Not everyone is a good candidate for multifocal artificial implants, so make sure and ask your doctor about your options. The newest category of IOLs is the extended range of vision lenses. These lenses provide a range of improved vision from near to intermediate and far distances. This lens may also decrease your need for glasses or contacts. Our doctors will discuss which type of artificial implant is right for your eyes as well as your lifestyle needs. If you are a patient that suffers from moderate to high levels of astigmatism, there is still another choice for visual correction via the intraocular lens-a Toric IOL. The Toric IOL is able to neutralize the astigmatism of the eye. With Toric artificial lenses, our patients enjoy a faster, more comfortable recovery and Toric IOLs are the most accurate way to correct unwanted astigmatism. The multifocal, extended range of vision, and Toric lenses, and are not covered by insurance. These lenses are an out of the pocket expense.
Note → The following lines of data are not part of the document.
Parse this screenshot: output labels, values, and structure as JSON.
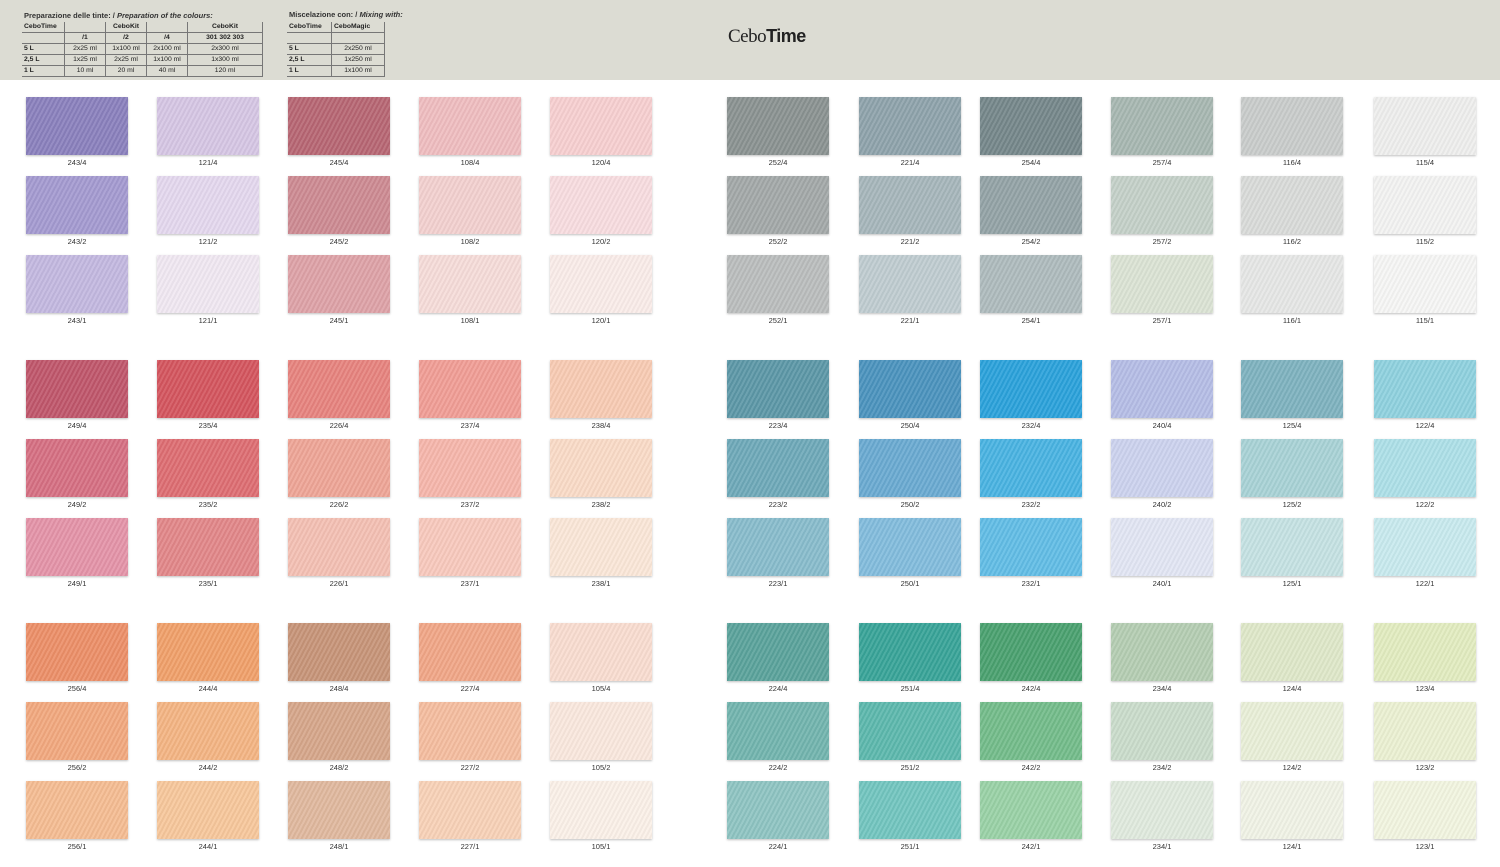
{
  "header": {
    "left_caption": "Preparazione delle tinte: / ",
    "left_caption_italic": "Preparation of the colours:",
    "right_caption": "Miscelazione con: / ",
    "right_caption_italic": "Mixing with:",
    "brand_light": "Cebo",
    "brand_bold": "Time"
  },
  "prep_table": {
    "header1": [
      "CeboTime",
      "",
      "CeboKit",
      "",
      "CeboKit"
    ],
    "header2": [
      "",
      "/1",
      "/2",
      "/4",
      "301  302  303"
    ],
    "rows": [
      [
        "5 L",
        "2x25 ml",
        "1x100 ml",
        "2x100 ml",
        "2x300 ml"
      ],
      [
        "2,5 L",
        "1x25 ml",
        "2x25 ml",
        "1x100 ml",
        "1x300 ml"
      ],
      [
        "1 L",
        "10 ml",
        "20 ml",
        "40 ml",
        "120 ml"
      ]
    ]
  },
  "mix_table": {
    "header": [
      "CeboTime",
      "CeboMagic"
    ],
    "rows": [
      [
        "5 L",
        "2x250 ml"
      ],
      [
        "2,5 L",
        "1x250 ml"
      ],
      [
        "1 L",
        "1x100 ml"
      ]
    ]
  },
  "left_swatches": [
    [
      [
        "243/4",
        "#8a80bd"
      ],
      [
        "121/4",
        "#d6c6e4"
      ],
      [
        "245/4",
        "#b76673"
      ],
      [
        "108/4",
        "#efbdc0"
      ],
      [
        "120/4",
        "#f7cfd0"
      ]
    ],
    [
      [
        "243/2",
        "#a49ad0"
      ],
      [
        "121/2",
        "#e4d8ee"
      ],
      [
        "245/2",
        "#cd8a92"
      ],
      [
        "108/2",
        "#f3d0cf"
      ],
      [
        "120/2",
        "#f8dde0"
      ]
    ],
    [
      [
        "243/1",
        "#c3b8e0"
      ],
      [
        "121/1",
        "#f0e8f2"
      ],
      [
        "245/1",
        "#dea2a7"
      ],
      [
        "108/1",
        "#f6dcd9"
      ],
      [
        "120/1",
        "#faece9"
      ]
    ],
    [
      [
        "249/4",
        "#c0566b"
      ],
      [
        "235/4",
        "#d4555e"
      ],
      [
        "226/4",
        "#e7837e"
      ],
      [
        "237/4",
        "#f19d95"
      ],
      [
        "238/4",
        "#f8cbb3"
      ]
    ],
    [
      [
        "249/2",
        "#d66f82"
      ],
      [
        "235/2",
        "#de6d72"
      ],
      [
        "226/2",
        "#eea596"
      ],
      [
        "237/2",
        "#f6b6ab"
      ],
      [
        "238/2",
        "#fadbc7"
      ]
    ],
    [
      [
        "249/1",
        "#e493a8"
      ],
      [
        "235/1",
        "#e28789"
      ],
      [
        "226/1",
        "#f4c0b3"
      ],
      [
        "237/1",
        "#f8c9bd"
      ],
      [
        "238/1",
        "#fbe7d8"
      ]
    ],
    [
      [
        "256/4",
        "#ec8f68"
      ],
      [
        "244/4",
        "#f0a06a"
      ],
      [
        "248/4",
        "#c79478"
      ],
      [
        "227/4",
        "#f1a687"
      ],
      [
        "105/4",
        "#f9ddd0"
      ]
    ],
    [
      [
        "256/2",
        "#f2a87e"
      ],
      [
        "244/2",
        "#f4b483"
      ],
      [
        "248/2",
        "#d6a68a"
      ],
      [
        "227/2",
        "#f5bd9f"
      ],
      [
        "105/2",
        "#fae8de"
      ]
    ],
    [
      [
        "256/1",
        "#f5bc92"
      ],
      [
        "244/1",
        "#f7c79b"
      ],
      [
        "248/1",
        "#e0b89e"
      ],
      [
        "227/1",
        "#f8d1b7"
      ],
      [
        "105/1",
        "#fbf0e8"
      ]
    ]
  ],
  "right_swatches": [
    [
      [
        "252/4",
        "#8a9291"
      ],
      [
        "221/4",
        "#8ea3ab"
      ],
      [
        "254/4",
        "#75878a"
      ],
      [
        "257/4",
        "#a7b7b1"
      ],
      [
        "116/4",
        "#c9cccb"
      ],
      [
        "115/4",
        "#eeeeed"
      ]
    ],
    [
      [
        "252/2",
        "#a3a8a8"
      ],
      [
        "221/2",
        "#a6b6bb"
      ],
      [
        "254/2",
        "#93a3a6"
      ],
      [
        "257/2",
        "#c4d0c8"
      ],
      [
        "116/2",
        "#d9dbd9"
      ],
      [
        "115/2",
        "#f3f3f2"
      ]
    ],
    [
      [
        "252/1",
        "#babdbd"
      ],
      [
        "221/1",
        "#bfccd0"
      ],
      [
        "254/1",
        "#aebbbd"
      ],
      [
        "257/1",
        "#dbe3d4"
      ],
      [
        "116/1",
        "#e6e7e6"
      ],
      [
        "115/1",
        "#f6f6f5"
      ]
    ],
    [
      [
        "223/4",
        "#5c97a7"
      ],
      [
        "250/4",
        "#4b93be"
      ],
      [
        "232/4",
        "#2aa2db"
      ],
      [
        "240/4",
        "#b5bde6"
      ],
      [
        "125/4",
        "#7eb2bf"
      ],
      [
        "122/4",
        "#8fd1df"
      ]
    ],
    [
      [
        "223/2",
        "#6ea9b9"
      ],
      [
        "250/2",
        "#6aaad1"
      ],
      [
        "232/2",
        "#49b3e2"
      ],
      [
        "240/2",
        "#ccd2ee"
      ],
      [
        "125/2",
        "#a8d2d6"
      ],
      [
        "122/2",
        "#ade0e8"
      ]
    ],
    [
      [
        "223/1",
        "#88bccc"
      ],
      [
        "250/1",
        "#82bcdd"
      ],
      [
        "232/1",
        "#61bde6"
      ],
      [
        "240/1",
        "#e2e6f4"
      ],
      [
        "125/1",
        "#c5e2e3"
      ],
      [
        "122/1",
        "#c8eaee"
      ]
    ],
    [
      [
        "224/4",
        "#5aa39b"
      ],
      [
        "251/4",
        "#38a498"
      ],
      [
        "242/4",
        "#4aa16f"
      ],
      [
        "234/4",
        "#b4cdb2"
      ],
      [
        "124/4",
        "#dfe8c9"
      ],
      [
        "123/4",
        "#e2ecc0"
      ]
    ],
    [
      [
        "224/2",
        "#72b4ae"
      ],
      [
        "251/2",
        "#5cb8ad"
      ],
      [
        "242/2",
        "#73bc8a"
      ],
      [
        "234/2",
        "#cadccb"
      ],
      [
        "124/2",
        "#e9efd8"
      ],
      [
        "123/2",
        "#ebf1d2"
      ]
    ],
    [
      [
        "224/1",
        "#8ec4c2"
      ],
      [
        "251/1",
        "#72c5bf"
      ],
      [
        "242/1",
        "#99d1a6"
      ],
      [
        "234/1",
        "#e0eade"
      ],
      [
        "124/1",
        "#f0f3e6"
      ],
      [
        "123/1",
        "#f2f5e0"
      ]
    ]
  ]
}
The cost associated with any of these lens options can be discussed during your preoperative appointment
Preparing for Surgery
Once the doctor has determined that cataract surgery is necessary or appropriate, you will be scheduled for a preoperative appointment. During this preoperative appointment, you will have measurements taken to assess the necessary power of the new intraocular lens. Our technician or biometrist will take these measurements often known as A-scan. This diagnostic test assesses the length of the eye. Following the measurement appointment, you will meet with a surgery scheduler to plan your surgery date and provide preoperative instructions, including the ordering of prescription eye drops to be administered before and after surgery.
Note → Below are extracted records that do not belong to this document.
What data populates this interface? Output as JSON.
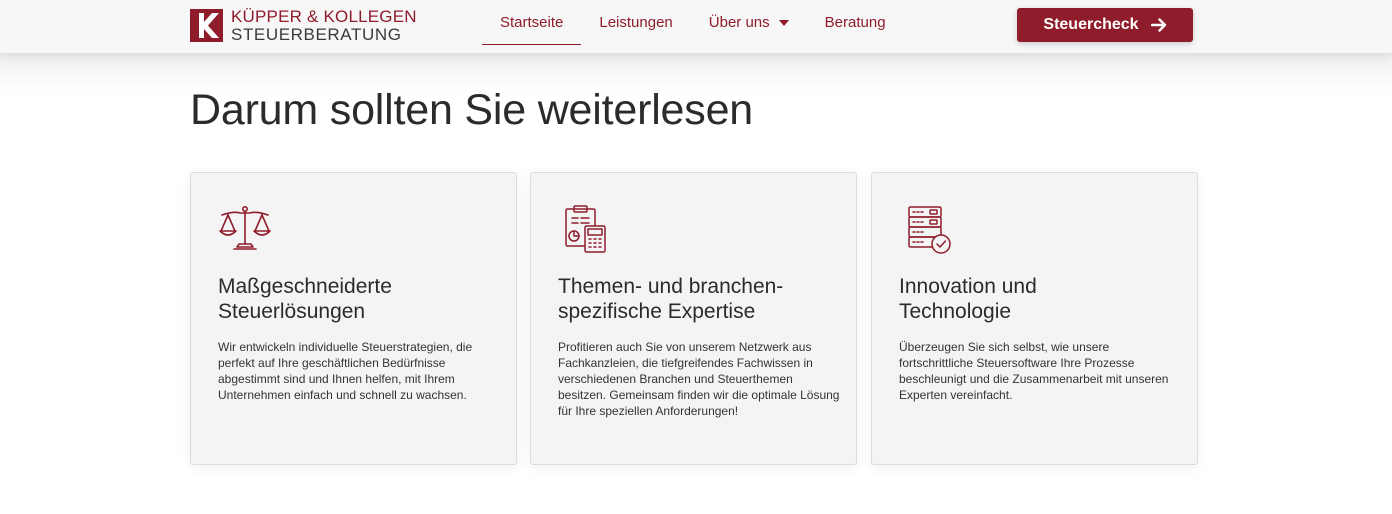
{
  "header": {
    "logo": {
      "line1": "KÜPPER & KOLLEGEN",
      "line2": "STEUERBERATUNG"
    },
    "nav": [
      {
        "label": "Startseite",
        "active": true
      },
      {
        "label": "Leistungen",
        "active": false
      },
      {
        "label": "Über uns",
        "active": false,
        "has_dropdown": true
      },
      {
        "label": "Beratung",
        "active": false
      }
    ],
    "cta": {
      "label": "Steuercheck",
      "icon": "arrow-right-icon"
    }
  },
  "main": {
    "headline": "Darum sollten Sie weiterlesen",
    "cards": [
      {
        "icon": "scales-icon",
        "title_line1": "Maßgeschneiderte",
        "title_line2": "Steuerlösungen",
        "text": "Wir entwickeln individuelle Steuerstrategien, die perfekt auf Ihre geschäftlichen Bedürfnisse abgestimmt sind und Ihnen helfen, mit Ihrem Unternehmen einfach und schnell zu wachsen."
      },
      {
        "icon": "clipboard-calculator-icon",
        "title_line1": "Themen- und branchen-",
        "title_line2": "spezifische Expertise",
        "text": "Profitieren auch Sie von unserem Netzwerk aus Fachkanzleien, die tiefgreifendes Fachwissen in verschiedenen Branchen und Steuerthemen besitzen. Gemeinsam finden wir die optimale Lösung für Ihre speziellen Anforderungen!"
      },
      {
        "icon": "server-check-icon",
        "title_line1": "Innovation und",
        "title_line2": "Technologie",
        "text": "Überzeugen Sie sich selbst, wie unsere fortschrittliche Steuersoftware Ihre Prozesse beschleunigt und die Zusammenarbeit mit unseren Experten vereinfacht."
      }
    ]
  },
  "colors": {
    "brand": "#8f1c2b",
    "header_bg": "#f7f7f7",
    "card_bg": "#f4f4f4",
    "text": "#2b2b2b"
  }
}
The goal of cataract surgery is to reduce impaired vision, with the added benefit of the possible reduction for the need of glasses. Your doctor cannot guarantee that you will never wear glasses again. You will be given additional information about these procedures to help you make an informed decision. Be sure to have all your questions answered to your satisfaction before proceeding with surgery.
A Whole New Perspective
The day after cataract surgery, most patients find they can resume many everyday activities-watching TV, reading, even some light chores. Then, within a week, you’ll likely be ready to take on a new world of enhanced vision-you can drive, go back to work, and much, much more. After the procedure, colors may seem more vibrant, your vision clearer, more in focus, maybe for the first time in years. Think about how this new outlook will change your life. Restored vision often motivates patients to pick up the tasks and hobbies that their cataracts once prevented them from doing-you might even be inspired to take up some new ones. And why not? Cataract surgery doesn’t just improve your vision-it opens up a whole world of possibilities!